Questo è quello che si sa per certo:
Tupac Shakur e Suge Knight, all’epoca CEO di Death Row Records,
si incontrarono per andare a vedere un incontro di Mike Tyson
all’MGM Grand di Los Angeles.
Nella hall del casinò, però, Shakur incrocia Orlando Anderson,
un membro della gang dei Crips.
I due si scontrano – con la partecipazione degli entourage di Shakur e Knight
ma la situazione rientra in poco tempo e ognuno va per la sua strada.
Più tardi Tupac e Knight salgono in macchina con l’intenzione di andare al Club 662,
un locale di proprietà del CEO di Death Row.
Durante il tragitto, però, una Cadillac bianca si affianca al veicolo
e un uomo (non identificato) fa fuoco.
Erano le 11 di sera.

Il rapper fu colpito quattro volte
– due proiettili nel torace, uno nel braccio e l’ultimo nella coscia –
e si ritrovò con il polmone destro perforato.
Knight, invece, ne è uscì praticamente illeso:
solo una piccola ferita sulla testa causata dalla scheggia di un proiettile. 

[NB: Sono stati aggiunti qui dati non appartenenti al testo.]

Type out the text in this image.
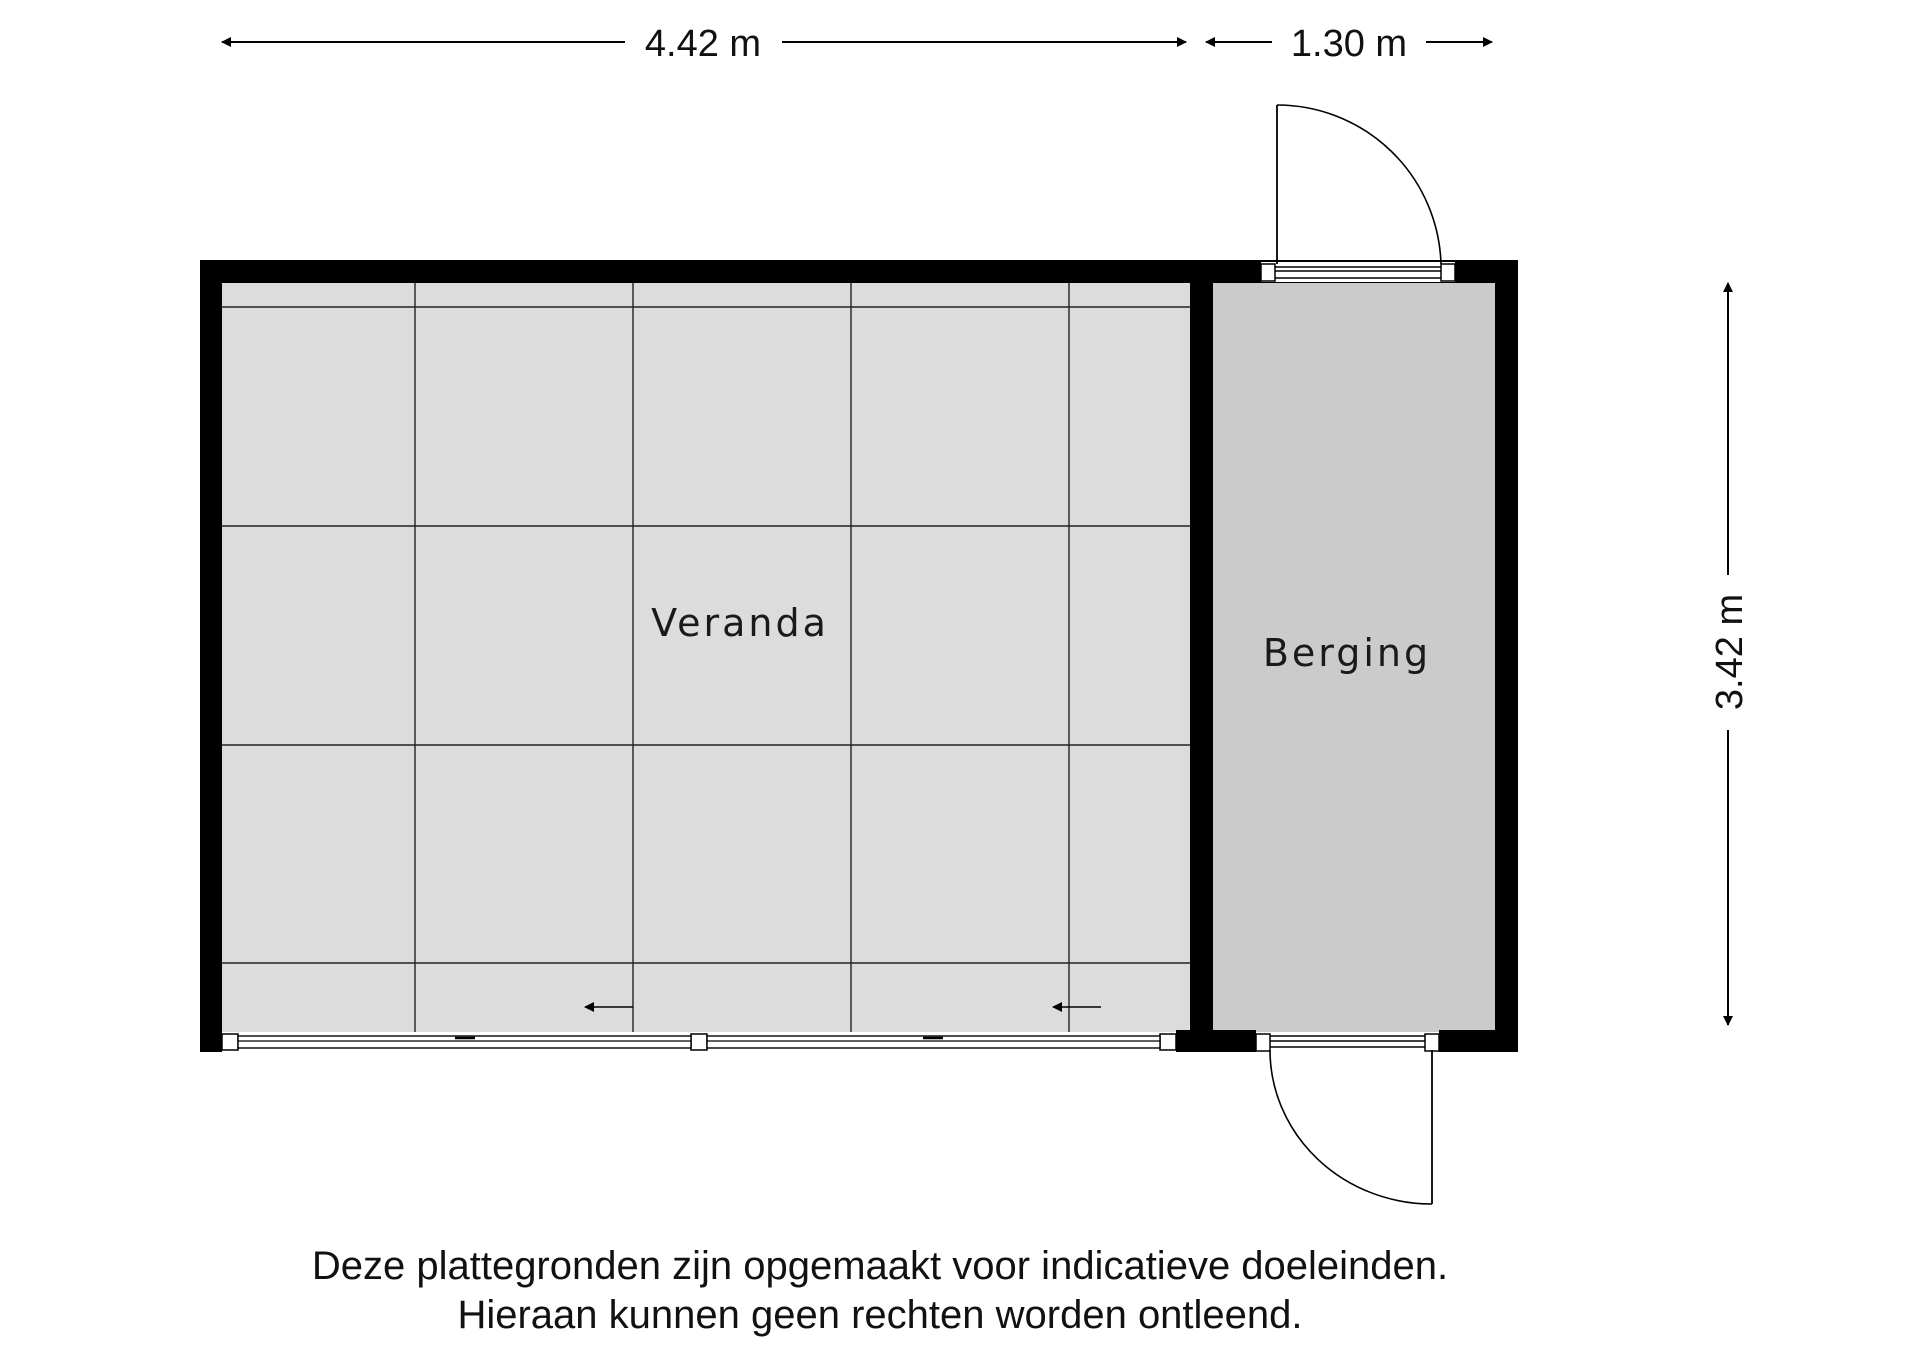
4.42 m	1.30 m
3.42 m
Veranda
Berging
Deze plattegronden zijn opgemaakt voor indicatieve doeleinden.
Hieraan kunnen geen rechten worden ontleend.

L’ omicidio è inquadrato nel contesto della radicale contrapposizione
tra West Coast e East Coast.
Due sound differenti, due filosofie concorrenti, due modi diversi intendere il rap:
per tutti gli anni ’90 West Coast e East Cost hanno diviso pubblico e addetti ai lavori,
generando un conflitto che è andato ben oltre il rap.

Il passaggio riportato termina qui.